US 12,030,191 B2
Vision-guided picking and placing method, mobile robot and computer-readable storage medium
Dan Shao, San Gabriel, CA (US); Yang Shen, Los Angeles, CA (US); Fei Long, Pasadena, CA (US); Jiexin Cai, Pasadena, CA (US); and Huan Tan, Pasadena, CA (US)
Assigned to UBKANG (QINGDAO) TECHNOLOGY CO., LTD., Qingdao (CN)
Filed by UBKang (Qingdao) Technology Co., Ltd., Qingdao (CN)
Filed on Oct. 28, 2021, as Appl. No. 17/512,685.
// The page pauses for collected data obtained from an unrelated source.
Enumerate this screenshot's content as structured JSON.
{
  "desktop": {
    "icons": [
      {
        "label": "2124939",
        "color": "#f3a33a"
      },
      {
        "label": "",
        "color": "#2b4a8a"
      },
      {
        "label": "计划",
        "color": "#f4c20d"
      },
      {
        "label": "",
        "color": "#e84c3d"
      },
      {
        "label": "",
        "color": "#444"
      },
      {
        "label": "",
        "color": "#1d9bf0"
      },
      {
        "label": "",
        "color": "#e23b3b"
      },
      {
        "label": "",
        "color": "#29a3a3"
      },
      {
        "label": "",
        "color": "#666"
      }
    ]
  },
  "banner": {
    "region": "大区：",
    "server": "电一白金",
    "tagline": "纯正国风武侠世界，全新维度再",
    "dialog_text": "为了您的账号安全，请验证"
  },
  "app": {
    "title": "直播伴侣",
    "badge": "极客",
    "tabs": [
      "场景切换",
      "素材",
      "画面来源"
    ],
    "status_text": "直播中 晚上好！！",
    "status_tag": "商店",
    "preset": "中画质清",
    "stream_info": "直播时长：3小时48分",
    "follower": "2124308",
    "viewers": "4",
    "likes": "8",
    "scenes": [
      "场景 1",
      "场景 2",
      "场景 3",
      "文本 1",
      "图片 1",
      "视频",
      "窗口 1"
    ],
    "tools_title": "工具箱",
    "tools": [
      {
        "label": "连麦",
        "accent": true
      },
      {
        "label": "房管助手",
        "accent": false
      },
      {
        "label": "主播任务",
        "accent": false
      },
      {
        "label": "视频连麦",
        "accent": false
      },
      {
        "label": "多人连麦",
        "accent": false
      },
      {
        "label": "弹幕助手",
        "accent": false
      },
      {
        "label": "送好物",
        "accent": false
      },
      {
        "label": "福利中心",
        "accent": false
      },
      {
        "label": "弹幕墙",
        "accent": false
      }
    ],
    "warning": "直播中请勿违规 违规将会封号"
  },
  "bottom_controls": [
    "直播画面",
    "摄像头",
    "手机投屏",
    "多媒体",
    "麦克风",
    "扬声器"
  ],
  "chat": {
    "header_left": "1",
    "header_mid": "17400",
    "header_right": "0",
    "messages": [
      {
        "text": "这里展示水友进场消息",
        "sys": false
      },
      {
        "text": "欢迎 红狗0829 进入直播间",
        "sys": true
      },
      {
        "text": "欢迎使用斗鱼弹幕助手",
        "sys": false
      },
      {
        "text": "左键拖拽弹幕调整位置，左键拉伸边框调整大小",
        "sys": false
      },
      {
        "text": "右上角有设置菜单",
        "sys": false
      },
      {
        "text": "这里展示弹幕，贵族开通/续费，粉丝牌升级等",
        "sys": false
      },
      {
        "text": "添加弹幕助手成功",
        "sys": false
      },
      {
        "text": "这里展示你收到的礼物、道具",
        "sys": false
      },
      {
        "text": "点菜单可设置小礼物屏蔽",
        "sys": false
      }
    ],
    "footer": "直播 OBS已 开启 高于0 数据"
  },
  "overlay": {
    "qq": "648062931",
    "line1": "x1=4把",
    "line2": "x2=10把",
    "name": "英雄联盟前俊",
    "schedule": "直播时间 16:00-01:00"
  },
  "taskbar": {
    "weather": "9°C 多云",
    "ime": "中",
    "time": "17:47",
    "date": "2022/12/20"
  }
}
Prior Publication US 2023/0137715 A1, May 4, 2023
Int. Cl. B25J 9/16 (2006.01)
CPC B25J 9/1669 (2013.01) [B25J 9/162 (2013.01); B25J 9/1666 (2013.01); B25J 9/1697 (2013.01)] 12 Claims
OG exemplary drawing
 
1. A computer-implemented vision-guided picking and placing method for a mobile robot that comprises a manipulator having a hand and a camera, the method comprising:
receiving a command instruction that instructs the mobile robot to grasp a target item among at least one object;
controlling the mobile robot to move to a determined location associated with the at least one object, controlling the manipulator to reach for the at least one object, and capturing one or more images of the at least one object using the camera in real time;
extracting visual feature data from the one or more images, matching the extracted visual feature data to preset feature data of the target item in a database to identify the target item, and determining a grasping position and a grasping vector of the target item, wherein the grasping position is determined based on a type of the hand of the manipulator and is higher than a center of gravity of the target item, and the grasping vector comprises a grasping pose; and
controlling the manipulator and the hand to grasp the target item according to the grasping position and the grasping vector, and placing the target item to a target position;
wherein. before receiving the command instruction, the method further comprises:
scanning at least one sample item associated with a pick-and-place task performed by the mobile robot to obtain template images corresponding to each of the at least one sample item, wherein the at least one sample item comprises the target item, and the template images are captured at a plurality of different perspectives around each sample item;
inserting grasping data of at least one pair of grasping points into each template image, wherein the grasping data comprises a grasping position and a grasping vector associated with the at least one sample item, and the at least one pair of grasping points are positions on each sample item in contact with fingers of the hand such that each sample item can be grasped by the hand; and
storing the template images and the grasping data corresponding to the template images as feature data of a corresponding one of the at least one sample item;
wherein extracting visual feature data from the one or more images and matching the extracted visual feature data to preset feature data of the target item in the database to identify the target item comprises:
extracting a plurality of the visual feature data from each frame of the one or more images using an oriented fast and rotated brief (ORB) algorithm; and
matching the plurality of the visual feature data to the visual feature data of the target item using a balanced binary search method and a nearest Euclidean distance algorithm to identify the target item, wherein the visual feature data of the target item is extracted from a template image of the target item by using the ORB algorithm; and
wherein determining the grasping position and the grasping vector of the target item comprises:
when the manipulator is reaching for the target item, capturing a plurality of images of the target item using the camera:
according to the grasping position and the grasping vector inserted in the template images, determining a first promising area of each of the plurality of the images of the target item;
controlling the manipulator to move closer to the first promising area, and determining a second promising area of the first promising area of each of the plurality of the images of the target item by performing a plurality of detections in the first promising area, wherein each detection finds best grasping positions and best grasping vector for the first promising area, and the hand is controlled to approach the target item according to the best grasping positions and best grasping vector after each detection; and
controlling the hand to move toward the target item according to a determining result until the manipulator grasps the target item, wherein the determining result refers to detected grasping positions and grasping vector when a distance between the hand and the target item is less than a preset distance.